Tandy required a memory expansion adapter to upgrade the RAM above 128K.  The first ISA adapter came with 128K, supported 128K more and added the very important DMA compatibility.  The second ISA adapter also came with 128K but no DMA chip, and 128K more could be added for the maximum 640K.  Even though Tandy later released a board that consolidated these two expansions into one, you still had one slot for a serial card or a hard disk controller.

Tandy did not offer a two-floppy system until the SX, but it did include Tandy MS-DOS 2.11 (and GW-BASIC).  IBM hit you for extra for DOS.  In the 1980s no one could purchase a computer without a printer.  The IBM 5152 Graphics Printer was a solid, reliable unit, and I chose the nearest dot-matrix printer from Tandy's Catalog for a comparison.  Tandy's printer offerings could get very expensive.  

Total IBM PC 1985 Cost : $4,342.00.  
Total Tandy 1000 1985 Cost : $3,248.70.  

The home user clearly got better value here.  IBM had no adapter card that could replicate the PCjr./Tandy Graphics and Sound and no one else did.  More and more games were starting to take advantage of them.  

But what about the PCjr.?  The Enhanced Model was $1,269 at launch but $999 by August 1984.  Here is what that would get you :

IBM PCjr. 4863 Model 067
CPU - Intel 8088 @ 4.77MHz

NPU - No Option
RAM - 128K Non-Parity
62-Key Wireless Infrared Keyboard
1 x 5.25" Diskette Drive
Diskette Drive Adapter
Sidecar Expansion
2 Cartridge Slots
Also has the following built-in :
PCjr.

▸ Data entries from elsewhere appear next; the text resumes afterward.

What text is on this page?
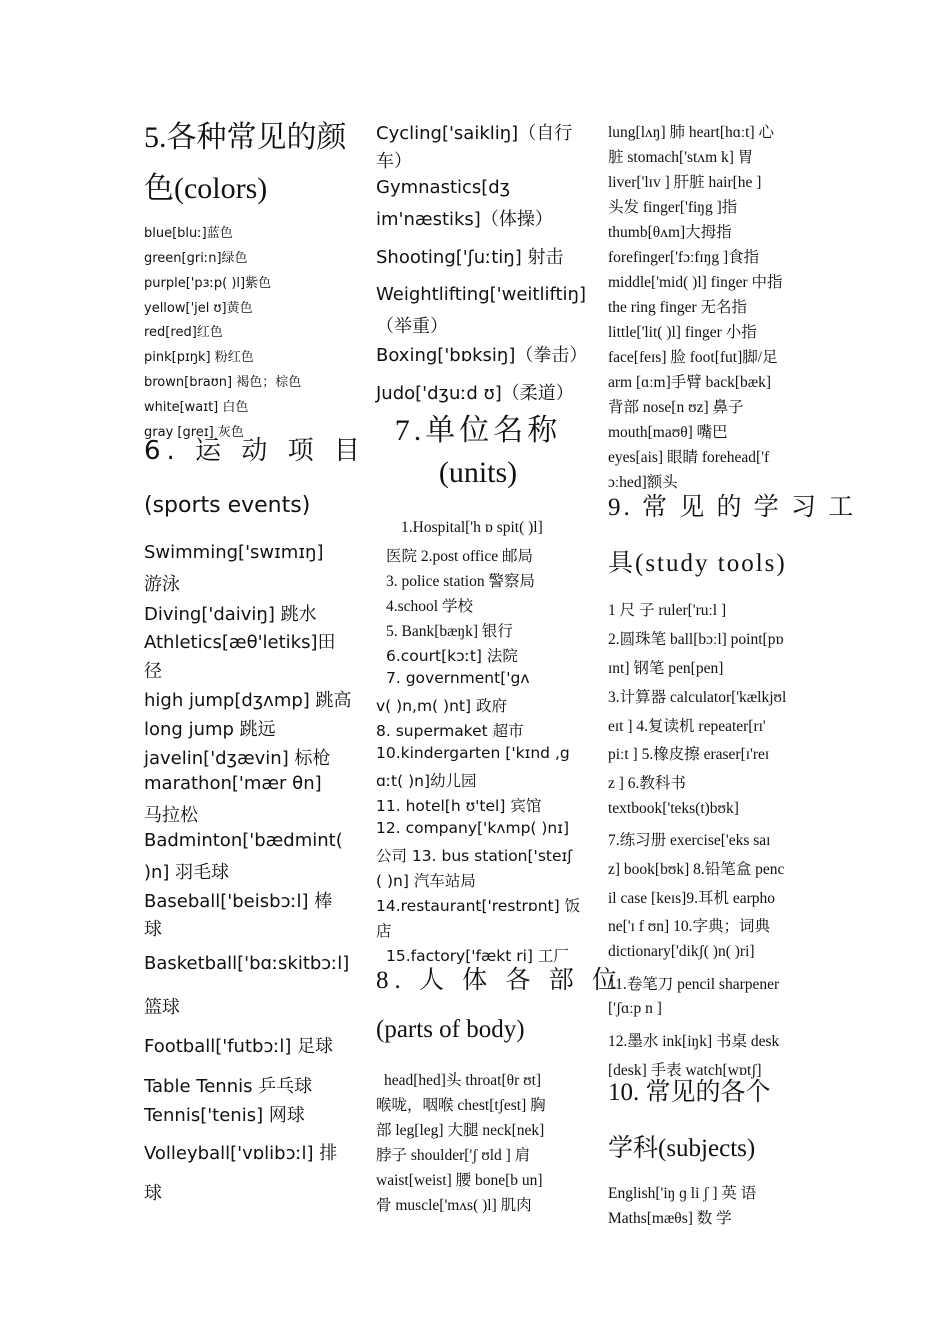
5.各种常见的颜
色(colors)
blue[bluː]蓝色
green[griːn]绿色
purple['pɜːp( )l]紫色
yellow['jel ʊ]黄色
red[red]红色
pink[pɪŋk] 粉红色
brown[braʊn] 褐色；棕色
white[waɪt] 白色
gray [greɪ] 灰色
6. 运 动 项 目
(sports events)
Swimming['swɪmɪŋ]
游泳
Diving['daiviŋ] 跳水
Athletics[æθ'letiks]田
径
high jump[dʒʌmp] 跳高
long jump 跳远
javelin['dʒævin] 标枪
marathon['mær θn]
马拉松
Badminton['bædmint(
)n] 羽毛球
Baseball['beisbɔːl] 棒
球
Basketball['bɑːskitbɔːl]
篮球
Football['futbɔːl] 足球
Table Tennis 乒乓球
Tennis['tenis] 网球
Volleyball['vɒlibɔːl] 排
球
Cycling['saikliŋ]（自行
车）
Gymnastics[dʒ
im'næstiks]（体操）
Shooting['ʃuːtiŋ] 射击
Weightlifting['weitliftiŋ]
（举重）
Boxing['bɒksiŋ]（拳击）
Judo['dʒuːd ʊ]（柔道）
7.单位名称
(units)
1.Hospital['h ɒ spit( )l]
医院 2.post office 邮局
3. police station 警察局
4.school 学校
5. Bank[bæŋk] 银行
6.court[kɔːt] 法院
7. government['gʌ
v( )n,m( )nt] 政府
8. supermaket 超市
10.kindergarten ['kɪnd ,g
ɑːt( )n]幼儿园
11. hotel[h ʊ'tel] 宾馆
12. company['kʌmp( )nɪ]
公司 13. bus station['steɪʃ
( )n] 汽车站局
14.restaurant['restrɒnt] 饭
店
15.factory['fækt ri] 工厂
8. 人 体 各 部 位
(parts of body)
head[hed]头 throat[θr ʊt]
喉咙，咽喉 chest[tʃest] 胸
部 leg[leg] 大腿 neck[nek]
脖子 shoulder['ʃ ʊld ] 肩
waist[weist] 腰 bone[b un]
骨 muscle['mʌs( )l] 肌肉
lung[lʌŋ] 肺 heart[hɑːt] 心
脏 stomach['stʌm k] 胃
liver['lɪv ] 肝脏 hair[he ]
头发 finger['fiŋg ]指
thumb[θʌm]大拇指
forefinger['fɔːfɪŋg ]食指
middle['mid( )l] finger 中指
the ring finger 无名指
little['lit( )l] finger 小指
face[feɪs] 脸 foot[fut]脚/足
arm [ɑːm]手臂 back[bæk]
背部 nose[n ʊz] 鼻子
mouth[maʊθ] 嘴巴
eyes[ais] 眼睛 forehead['f
ɔːhed]额头
9. 常 见 的 学 习 工
具(study tools)
1 尺 子 ruler['ruːl ]
2.圆珠笔 ball[bɔːl] point[pɒ
ɪnt] 钢笔 pen[pen]
3.计算器 calculator['kælkjʊl
eɪt ] 4.复读机 repeater[rɪ'
piːt ] 5.橡皮擦 eraser[ɪ'reɪ
z ] 6.教科书
textbook['teks(t)bʊk]
7.练习册 exercise['eks saɪ
z] book[bʊk] 8.铅笔盒 penc
il case [keɪs]9.耳机 earpho
ne['ɪ f ʊn] 10.字典；词典
dictionary['dikʃ( )n( )ri]
11.卷笔刀 pencil sharpener
['ʃɑːp n ]
12.墨水 ink[iŋk] 书桌 desk
[desk] 手表 watch[wɒtʃ]
10. 常见的各个
学科(subjects)
English['iŋ ɡ li ʃ ] 英 语
Maths[mæθs] 数 学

Graphics Adapter
PCjr. Sound
Game Ports
Serial Adapter

Here is what you need to build an roughly equivalent system :

IBM PCjr. Prices
PC-DOS 2.1

65

Tandy Prices
RS-232C Option Board

99.95
Cartridge BASIC 75


Parallel Printer Attachment 99



BASIC was important in the 1980s, and to fully use BASIC on the PCjr., you needed Cartridge BASIC.  PC-DOS's BASIC and BASICA required it.  Tandy's DOS included GW-BASIC, which incorporated the functions of Cartridge BASIC.  

Although I do not know how much IBM charged for the 4863 PCjr. Display, I would assume it was roughly equivalent to the price of the CM-2.  If you wanted a cord for the keyboard, that would be an extra $20, payable to IBM.  Before the July 31, 1984 price cuts, the IBM and Tandy costs are as follows :

Total IBM PCjr. 1984 Cost : $1,508.00.
Total Tandy 1000 1984 Cost : $1,298.95.

IBM's 128K Memory Expansion Sidecar would cost $325, but the PCjr. needed a device driver to recognize more than 128K.  It was more expensive than the Tandy card and did not add DMA capability, which turned the Tandy 1000 into a truly functional machine.

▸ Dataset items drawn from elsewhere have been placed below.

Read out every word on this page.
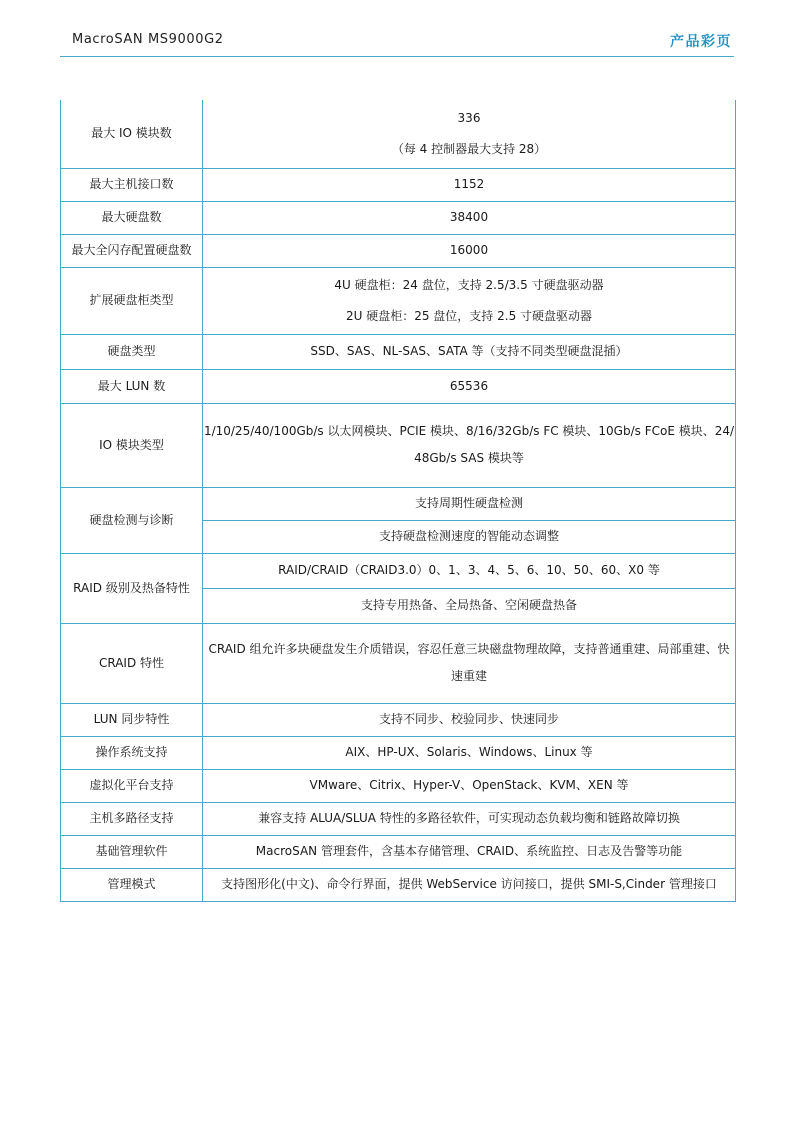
MacroSAN MS9000G2	产品彩页
最大 IO 模块数	336
（每 4 控制器最大支持 28）

最大主机接口数	1152
最大硬盘数	38400
最大全闪存配置硬盘数	16000
扩展硬盘柜类型	4U 硬盘柜：24 盘位，支持 2.5/3.5 寸硬盘驱动器
2U 硬盘柜：25 盘位，支持 2.5 寸硬盘驱动器

硬盘类型	SSD、SAS、NL-SAS、SATA 等（支持不同类型硬盘混插）
最大 LUN 数	65536
IO 模块类型	1/10/25/40/100Gb/s 以太网模块、PCIE 模块、8/16/32Gb/s FC 模块、10Gb/s FCoE 模块、24/48Gb/s SAS 模块等
硬盘检测与诊断	支持周期性硬盘检测
	支持硬盘检测速度的智能动态调整
RAID 级别及热备特性	RAID/CRAID（CRAID3.0）0、1、3、4、5、6、10、50、60、X0 等
	支持专用热备、全局热备、空闲硬盘热备
CRAID 特性	CRAID 组允许多块硬盘发生介质错误，容忍任意三块磁盘物理故障，支持普通重建、局部重建、快速重建
LUN 同步特性	支持不同步、校验同步、快速同步
操作系统支持	AIX、HP-UX、Solaris、Windows、Linux 等
虚拟化平台支持	VMware、Citrix、Hyper-V、OpenStack、KVM、XEN 等
主机多路径支持	兼容支持 ALUA/SLUA 特性的多路径软件，可实现动态负载均衡和链路故障切换
基础管理软件	MacroSAN 管理套件，含基本存储管理、CRAID、系统监控、日志及告警等功能
管理模式	支持图形化(中文)、命令行界面，提供 WebService 访问接口，提供 SMI-S,Cinder 管理接口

While IBM's price cut and deals would eventually make the system as cheap as the new Tandy 1000 by Christmas 1984, it was scant consolation to those people who bought the PCjr. at full market price, suffered from the chicklet keyboard and found out that someone else bought virtually the exact same system and more expandable to boot only a few months later for more than $200 less.  Tandy also had a good Christmas 1984 deal, $999 could get you the 1000 and a Color Monitor (the cheap CM-4).  For a realistic user in 1985, the discounts on the PCjr. were not worth it because it was essentially a dead-end system.  A well-informed computer buyer, having read magazine articles detailing the troubles with the PCjr. and every conscientious salesperson who did not work for IBM trying to steer customers away from the Peanut should have made scared away potential buyers in droves.  All of a sudden, IBM's name no longer held the marquee value it had in the business world, and home computers from Tandy, Commodore and Apple should have looked a lot more attractive.

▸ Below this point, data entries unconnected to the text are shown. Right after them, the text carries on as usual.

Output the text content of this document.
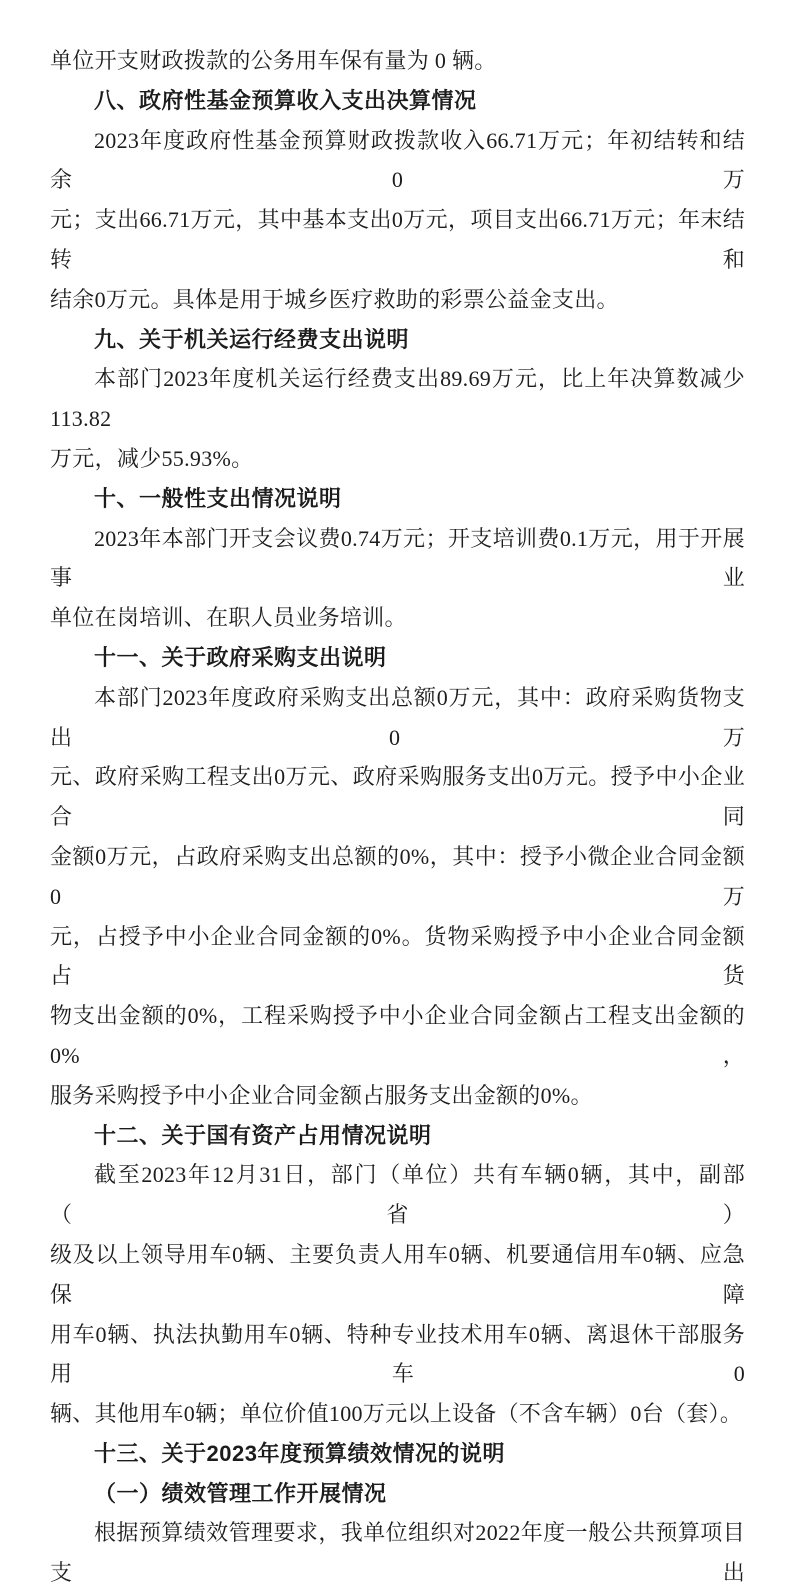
单位开支财政拨款的公务用车保有量为 0 辆。
八、政府性基金预算收入支出决算情况
2023年度政府性基金预算财政拨款收入66.71万元；年初结转和结余0万
元；支出66.71万元，其中基本支出0万元，项目支出66.71万元；年末结转和
结余0万元。具体是用于城乡医疗救助的彩票公益金支出。
九、关于机关运行经费支出说明
本部门2023年度机关运行经费支出89.69万元，比上年决算数减少113.82
万元，减少55.93%。
十、一般性支出情况说明
2023年本部门开支会议费0.74万元；开支培训费0.1万元，用于开展事业
单位在岗培训、在职人员业务培训。
十一、关于政府采购支出说明
本部门2023年度政府采购支出总额0万元，其中：政府采购货物支出0 万
元、政府采购工程支出0万元、政府采购服务支出0万元。授予中小企业合同
金额0万元，占政府采购支出总额的0%，其中：授予小微企业合同金额0万
元，占授予中小企业合同金额的0%。货物采购授予中小企业合同金额占货
物支出金额的0%，工程采购授予中小企业合同金额占工程支出金额的0%，
服务采购授予中小企业合同金额占服务支出金额的0%。
十二、关于国有资产占用情况说明
截至2023年12月31日，部门（单位）共有车辆0辆，其中，副部（省）
级及以上领导用车0辆、主要负责人用车0辆、机要通信用车0辆、应急保障
用车0辆、执法执勤用车0辆、特种专业技术用车0辆、离退休干部服务用车0
辆、其他用车0辆；单位价值100万元以上设备（不含车辆）0台（套）。
十三、关于2023年度预算绩效情况的说明
（一）绩效管理工作开展情况
根据预算绩效管理要求，我单位组织对2022年度一般公共预算项目支出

After March of 1985, when IBM discontinued the PCjr., the system could be had at steep discounts, but there was no future for the machine.  Game support quickly disappeared for the PCjr., but for the Tandy 1000 it increased dramatically.  Third-party options to add disk and hard drives were very expensive.  Tandy could stick it to the customer with prices for its upgrades, and compatibility with PC upgrades could be a little hit-or-miss, but at least there were first and third party options available.